- Courtesy: GM Corp. Chevrolet Division

Terrestrial Travel Module: Bel Air

1y ago


While the USSR was busy launching Sputnik and scaring hapless middle America to death, Chevrolet had another winner with the 1957 Bel Air. The 1955 redesign was so good that it remained relatively unchanged through '57 with the only noticeable differences being in that piece of side trim running from fin to fender. It sure beat any ROAD vehicle the communist block had for this period, especially after all of that star-blown capital.

This is right when chrome was as plentiful as plastic is today which you can see by the side trim and large front bumper. It's not drowning in chrome like a Caddy, but Bel Airs are bright enough. A Bel Air is the car your moderately successful appliance salesman purchased after a hard year of door slams and stubbed toes. He'll never be able to afford that coveted Coupe De Ville, but nobody spits on Chevy since that spiffy V8 splashed. There's room for the family and a secretary or two: just what Mr. Maytag needs.

If you want to go undercover, order a 150 or 210 coupe with V8. Available in coupe, four-door sedan, or wagon (known as Nomad) bodies, there was a Bel Air for every optimistic citizen. Under the hood Chevy's young small block went out to 283 cubic inches and even offered Rochester fuel injection.

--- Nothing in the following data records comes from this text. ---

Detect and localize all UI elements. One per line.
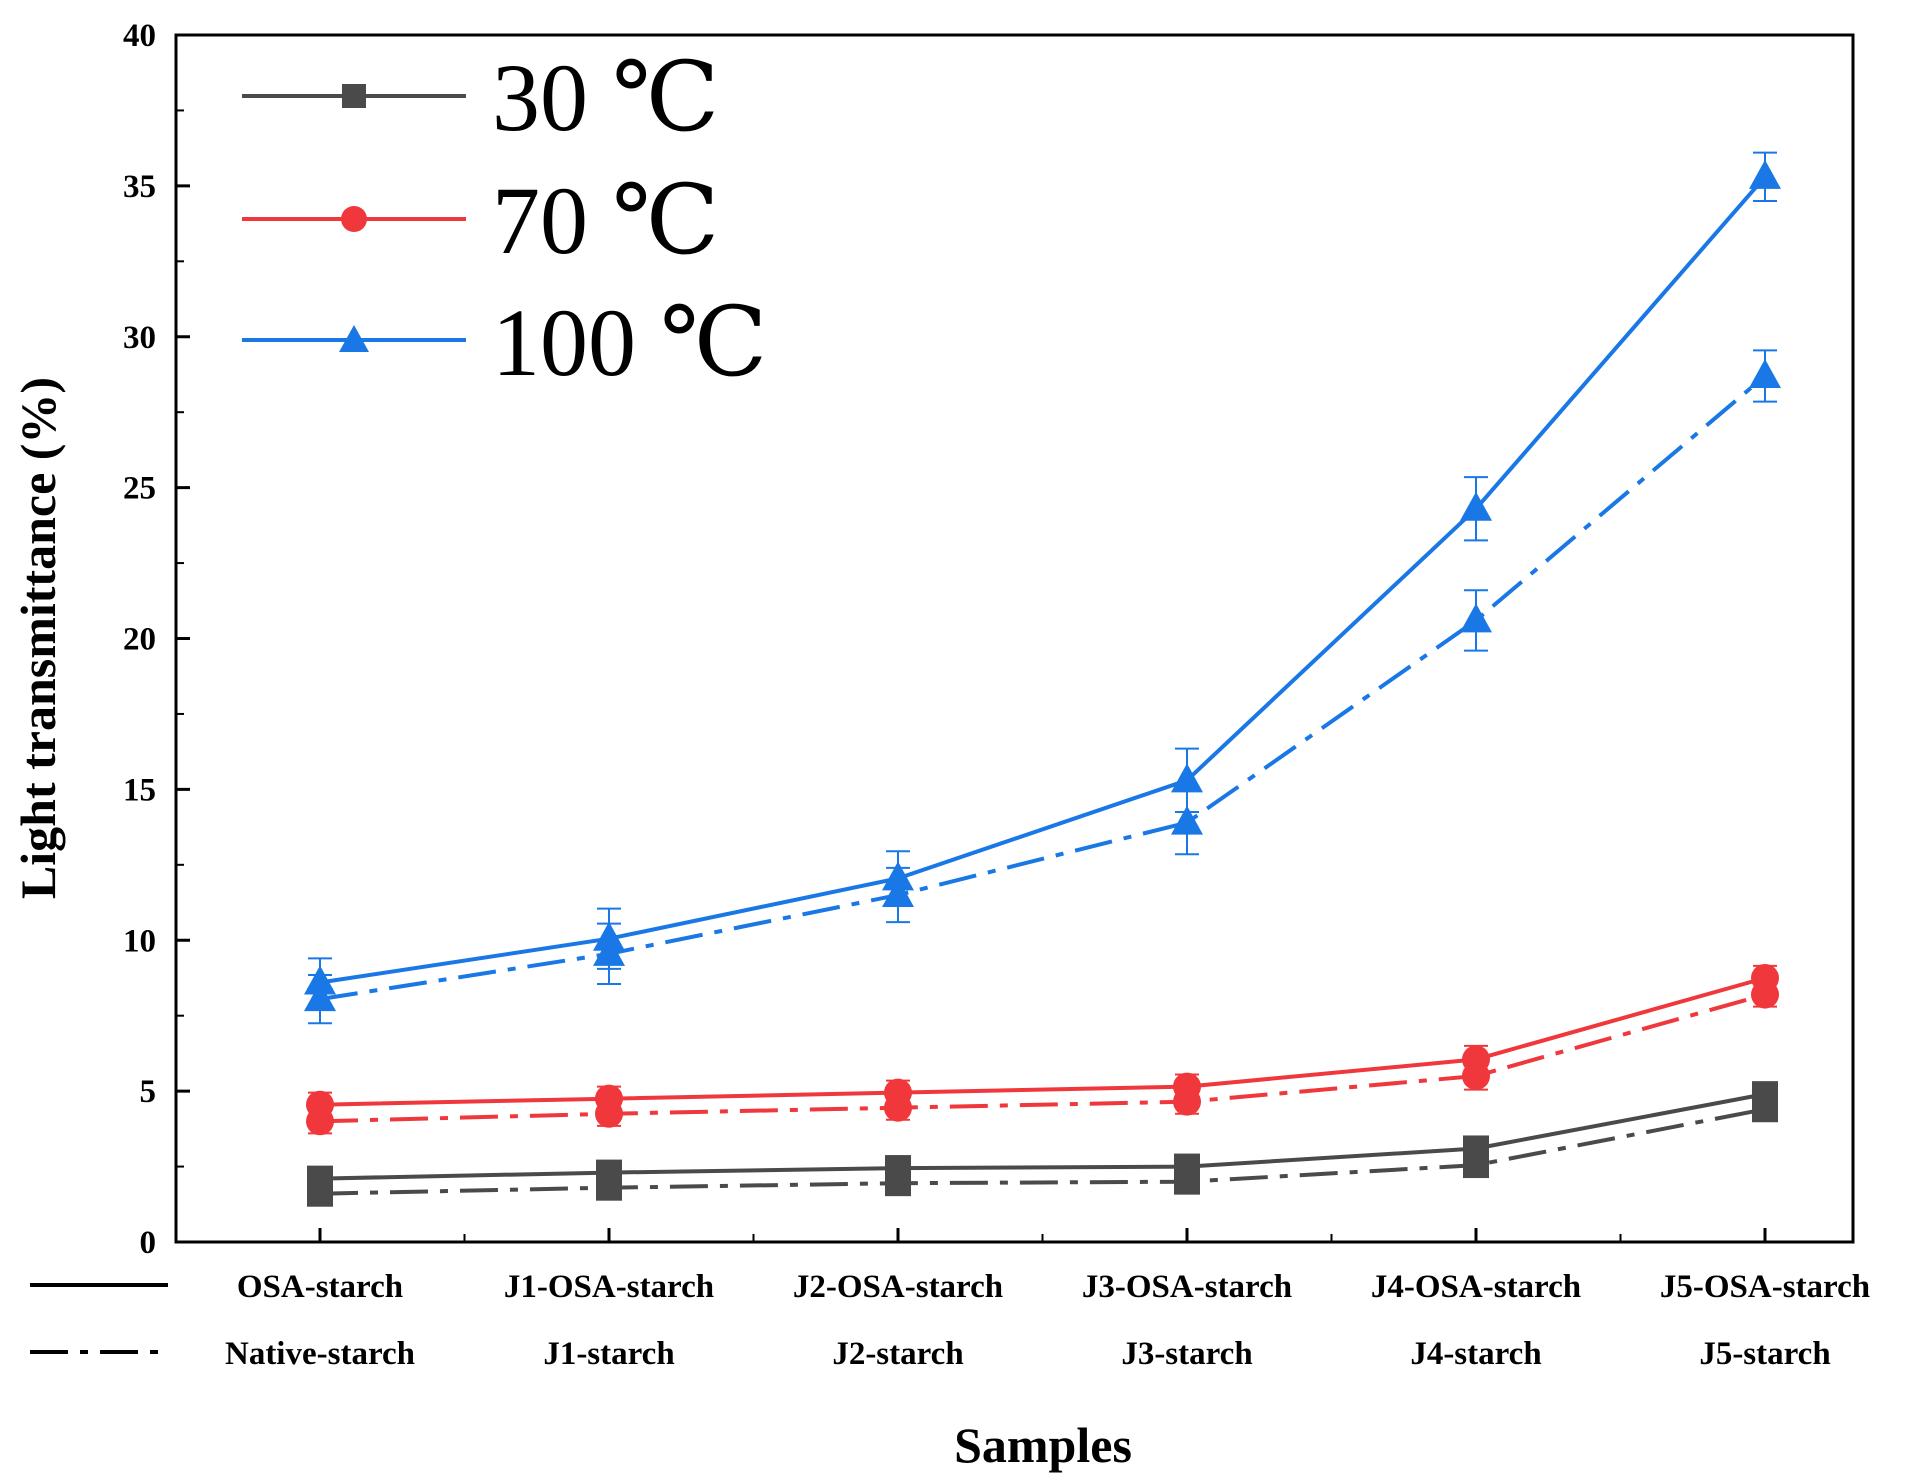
circle-marker	[306, 1107, 334, 1136]
square-marker	[1752, 1096, 1778, 1123]
triangle-marker	[1171, 763, 1203, 793]
square-marker	[1463, 1152, 1489, 1179]
series-dashdot-circle	[306, 980, 1779, 1136]
legend-label-70: 70 ℃	[492, 167, 719, 274]
triangle-marker	[1460, 603, 1492, 633]
series-line	[319, 175, 1767, 985]
legend-item-70: 70 ℃	[242, 167, 719, 274]
y-axis-title: Light transmittance (%)	[10, 377, 66, 899]
x-category-label-solid: J2-OSA-starch	[793, 1269, 1003, 1305]
y-tick-label: 30	[123, 320, 156, 356]
triangle-marker	[1460, 491, 1492, 521]
circle-marker	[884, 1093, 912, 1122]
legend-item-100: 100 ℃	[242, 289, 767, 396]
line-style-key	[30, 1283, 168, 1354]
square-marker	[596, 1174, 622, 1201]
x-category-label-dashed: Native-starch	[225, 1336, 415, 1372]
x-category-label-solid: J3-OSA-starch	[1082, 1269, 1292, 1305]
x-category-label-solid: OSA-starch	[237, 1269, 403, 1305]
legend-item-30: 30 ℃	[242, 44, 719, 151]
x-axis: OSA-starch Native-starch J1-OSA-starch J1-s…	[225, 1228, 1870, 1372]
x-category-label-solid: J4-OSA-starch	[1371, 1269, 1581, 1305]
y-axis: 0 5 10 15 20 25 30 35 40	[123, 18, 190, 1261]
series-line	[319, 374, 1767, 1002]
triangle-marker	[882, 877, 914, 907]
y-tick-label: 35	[123, 169, 156, 205]
square-marker	[307, 1180, 333, 1207]
x-category-label-dashed: J2-starch	[832, 1336, 963, 1372]
legend-circle-marker	[341, 206, 367, 232]
series-dashdot-triangle	[304, 349, 1781, 1025]
square-marker	[1174, 1168, 1200, 1195]
series-solid-circle	[306, 963, 1779, 1119]
series-line	[319, 1092, 1766, 1181]
y-tick-label: 0	[140, 1225, 157, 1261]
series-line	[319, 992, 1766, 1124]
y-tick-label: 40	[123, 18, 156, 54]
legend-square-marker	[342, 84, 366, 108]
y-tick-label: 10	[123, 923, 156, 959]
x-category-label-dashed: J4-starch	[1410, 1336, 1541, 1372]
series-line	[319, 976, 1766, 1107]
series-solid-square	[307, 1081, 1778, 1192]
y-tick-label: 25	[123, 471, 156, 507]
series-layer	[304, 151, 1781, 1207]
triangle-marker	[304, 982, 336, 1012]
legend-triangle-marker	[339, 325, 369, 352]
legend-label-30: 30 ℃	[492, 44, 719, 151]
triangle-marker	[593, 936, 625, 966]
series-solid-triangle	[304, 151, 1781, 1008]
y-tick-label: 20	[123, 622, 156, 658]
triangle-marker	[1171, 805, 1203, 835]
triangle-marker	[1749, 358, 1781, 388]
x-axis-title: Samples	[954, 1417, 1132, 1473]
y-tick-label: 15	[123, 772, 156, 808]
y-tick-label: 5	[140, 1074, 157, 1110]
series-line	[319, 1107, 1766, 1196]
triangle-marker	[1749, 159, 1781, 189]
x-category-label-dashed: J3-starch	[1121, 1336, 1252, 1372]
square-marker	[885, 1170, 911, 1197]
circle-marker	[595, 1099, 623, 1128]
circle-marker	[1173, 1087, 1201, 1116]
legend: 30 ℃ 70 ℃ 100 ℃	[242, 44, 767, 396]
x-category-label-solid: J1-OSA-starch	[504, 1269, 714, 1305]
x-category-label-solid: J5-OSA-starch	[1660, 1269, 1870, 1305]
circle-marker	[1751, 980, 1779, 1009]
legend-label-100: 100 ℃	[492, 289, 767, 396]
circle-marker	[1462, 1062, 1490, 1091]
x-category-label-dashed: J5-starch	[1699, 1336, 1830, 1372]
series-dashdot-square	[307, 1096, 1778, 1207]
plot-frame	[174, 33, 1855, 1244]
x-category-label-dashed: J1-starch	[543, 1336, 674, 1372]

Save the fuel injection for the racers because you'll have an adventure finding a local service station equipped to even know what they're seeing.

1957 would be the final year of this general shape before a one-off redesign debuted for 1958. Investigate the film "American Graffiti" to see one of those. Of course this doo wop icon is all about making a statement when you pull up in front of the diner with a hot date. Don't ask how safe it is because all that separates you from a messy demise is two tons of cold hard unforgiving steel.

Everything is held with simple screws and bolts as this comes before totally automated production. Real people assembled these cars, thus the use of such basic fasteners. Even with such tolerance these automobiles feel solid from their almost perfect door alignment and smooth road manners. What mechanics learned in WWII absolutely translated to domestic vehicles. Pride built reflective machines that those in the east could only lust over on print because the system of equality isn't so hot outside of government work. They can have space. We owned the road that got them there.